在 pandas 中简单应用滚动回归
rolling regression with a simple apply in pandas
考虑这个简单的例子
import pandas as pd
import numpy as np
import statsmodels.formula.api as smf
df = pd.DataFrame({'a':[1,3,5,7,4,5,6,4,7,8,9,1,3,5,7,4,5,6,4,7,8,9],
'b':[3,5,6,2,4,6,2,5,7,1,9,5,3,2,5,4,3,6,4,1,1,9]})
我正在尝试对 b
执行 a
的滚动回归。我正在尝试使用最简单的 pandas 可用工具:apply
。我想使用 apply 因为我想保持返回任何回归参数的灵活性。
然而,下面的简单代码不起作用
df.rolling(10).apply(lambda x: smf.ols('a ~ b', data = x).fit())

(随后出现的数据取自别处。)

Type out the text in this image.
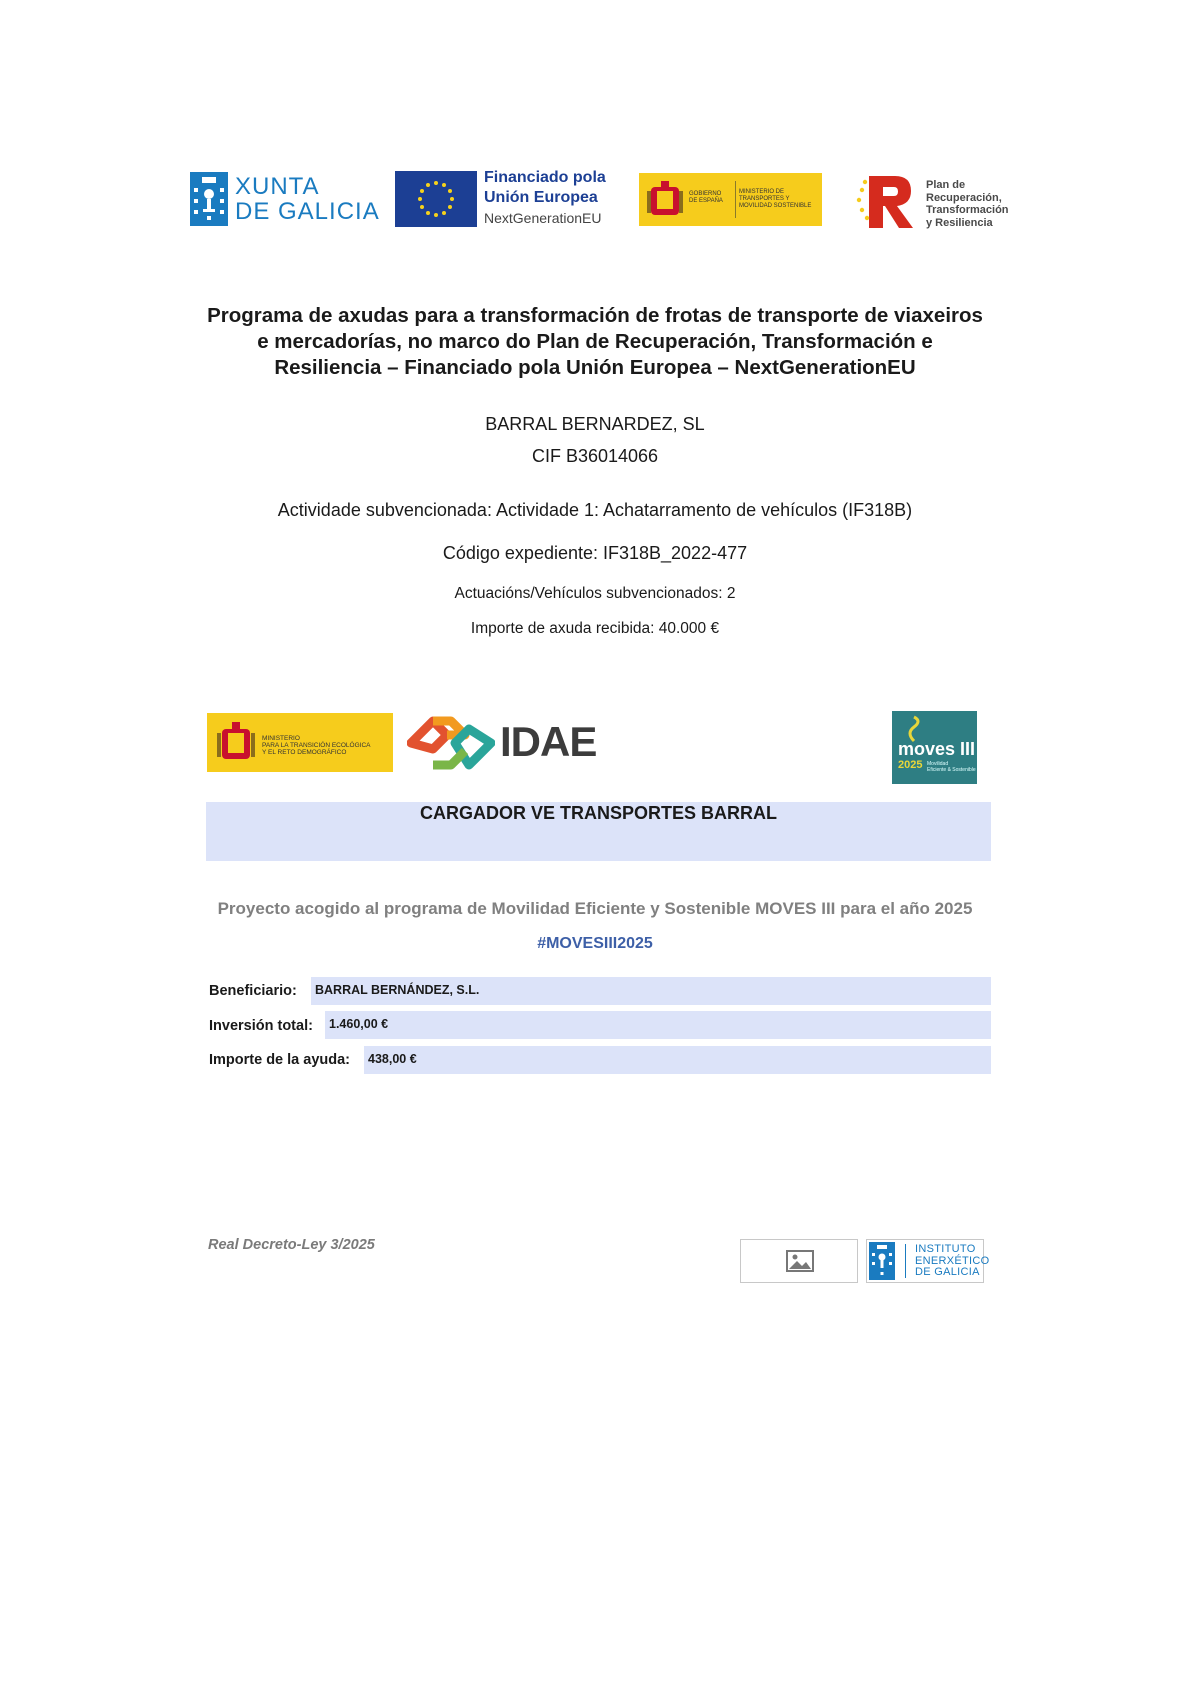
XUNTA
DE GALICIA
Financiado pola
Unión Europea
NextGenerationEU
GOBIERNO DE ESPAÑA
MINISTERIO DE TRANSPORTES Y MOVILIDAD SOSTENIBLE
Plan de
Recuperación,
Transformación
y Resiliencia
Programa de axudas para a transformación de frotas de transporte de viaxeiros
e mercadorías, no marco do Plan de Recuperación, Transformación e
Resiliencia – Financiado pola Unión Europea – NextGenerationEU
BARRAL BERNARDEZ, SL
CIF B36014066
Actividade subvencionada: Actividade 1: Achatarramento de vehículos (IF318B)
Código expediente: IF318B_2022-477
Actuacións/Vehículos subvencionados: 2
Importe de axuda recibida: 40.000 €
MINISTERIO
PARA LA TRANSICIÓN ECOLÓGICA
Y EL RETO DEMOGRÁFICO	IDAE	moves III
2025 Movilidad
Eficiente & Sostenible
CARGADOR VE TRANSPORTES BARRAL
Proyecto acogido al programa de Movilidad Eficiente y Sostenible MOVES III para el año 2025
#MOVESIII2025
Beneficiario:	BARRAL BERNÁNDEZ, S.L.
Inversión total:	1.460,00 €
Importe de la ayuda:	438,00 €
Real Decreto-Ley 3/2025	INSTITUTO
ENERXÉTICO
DE GALICIA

File "<string>", line 1, in <module>
PatsyError: Error evaluating factor: NameError: name 'b' is not defined
a ~ b
^
问题是什么?
谢谢!
rolling apply
无法同时与多个列交互,也无法生成非数字值。相反,我们需要利用 rolling
对象的可迭代特性。我们还需要考虑自己处理 min_periods,因为可迭代滚动对象会生成所有 windows 结果,而不管其他 rolling
个参数如何。
然后我们可以创建一些函数来生成回归结果中的每一行,以执行如下操作:
def process(x):
if len(x) >= 10:
reg = smf.ols('a ~ b', data=x).fit()
print(reg.params)
return [
# b from params
reg.params['b'],
# b from tvalues
reg.tvalues['b'],
# Both lower and upper b from conf_int()
*reg.conf_int().loc['b', :].tolist()
]
# Return NaN in the same dimension as the results
return [np.nan] * 4
df = df.join(
# join new DataFrame back to original
pd.DataFrame(
(process(x) for x in df.rolling(10)),
columns=['coef', 't', 'lower', 'upper']
)
)
df
:
a b coef t lower upper
0 1 3 NaN NaN NaN NaN
1 3 5 NaN NaN NaN NaN
2 5 6 NaN NaN NaN NaN
3 7 2 NaN NaN NaN NaN
4 4 4 NaN NaN NaN NaN
5 5 6 NaN NaN NaN NaN
6 6 2 NaN NaN NaN NaN
7 4 5 NaN NaN NaN NaN
8 7 7 NaN NaN NaN NaN
9 8 1 -0.216802 -0.602168 -1.047047 0.613442
10 9 9 0.042781 0.156592 -0.587217 0.672778
11 1 5 0.032086 0.097763 -0.724742 0.788913
12 3 3 0.113475 0.329006 -0.681872 0.908822
13 5 2 0.198582 0.600297 -0.564258 0.961421
14 7 5 0.203540 0.611002 -0.564646 0.971726
15 4 4 0.236599 0.686744 -0.557872 1.031069
16 5 3 0.293651 0.835945 -0.516403 1.103704
17 6 6 0.314286 0.936382 -0.459698 1.088269
18 4 4 0.276316 0.760812 -0.561191 1.113823
19 7 1 0.346491 1.028220 -0.430590 1.123572
20 8 1 -0.492424 -1.234601 -1.412181 0.427332
21 9 9 0.235075 0.879433 -0.381326 0.851476
设置:
import pandas as pd
import numpy as np
import statsmodels.formula.api as smf
df = pd.DataFrame({
'a': [1, 3, 5, 7, 4, 5, 6, 4, 7, 8, 9, 1, 3, 5, 7, 4, 5, 6, 4, 7, 8, 9],
'b': [3, 5, 6, 2, 4, 6, 2, 5, 7, 1, 9, 5, 3, 2, 5, 4, 3, 6, 4, 1, 1, 9]
})
Rolling.apply
分别对每一列应用滚动操作(相关)。
关注 user3226167's of , it seems that easiest way to accomplish what you want is to use RollingOLS.from_formula
来自 statsmodels.regression.rolling.
from statsmodels.regression.rolling import RollingOLS
df = pd.DataFrame({'a':[1,3,5,7,4,5,6,4,7,8,9,1,3,5,7,4,5,6,4,7,8,9],
'b':[3,5,6,2,4,6,2,5,7,1,9,5,3,2,5,4,3,6,4,1,1,9]})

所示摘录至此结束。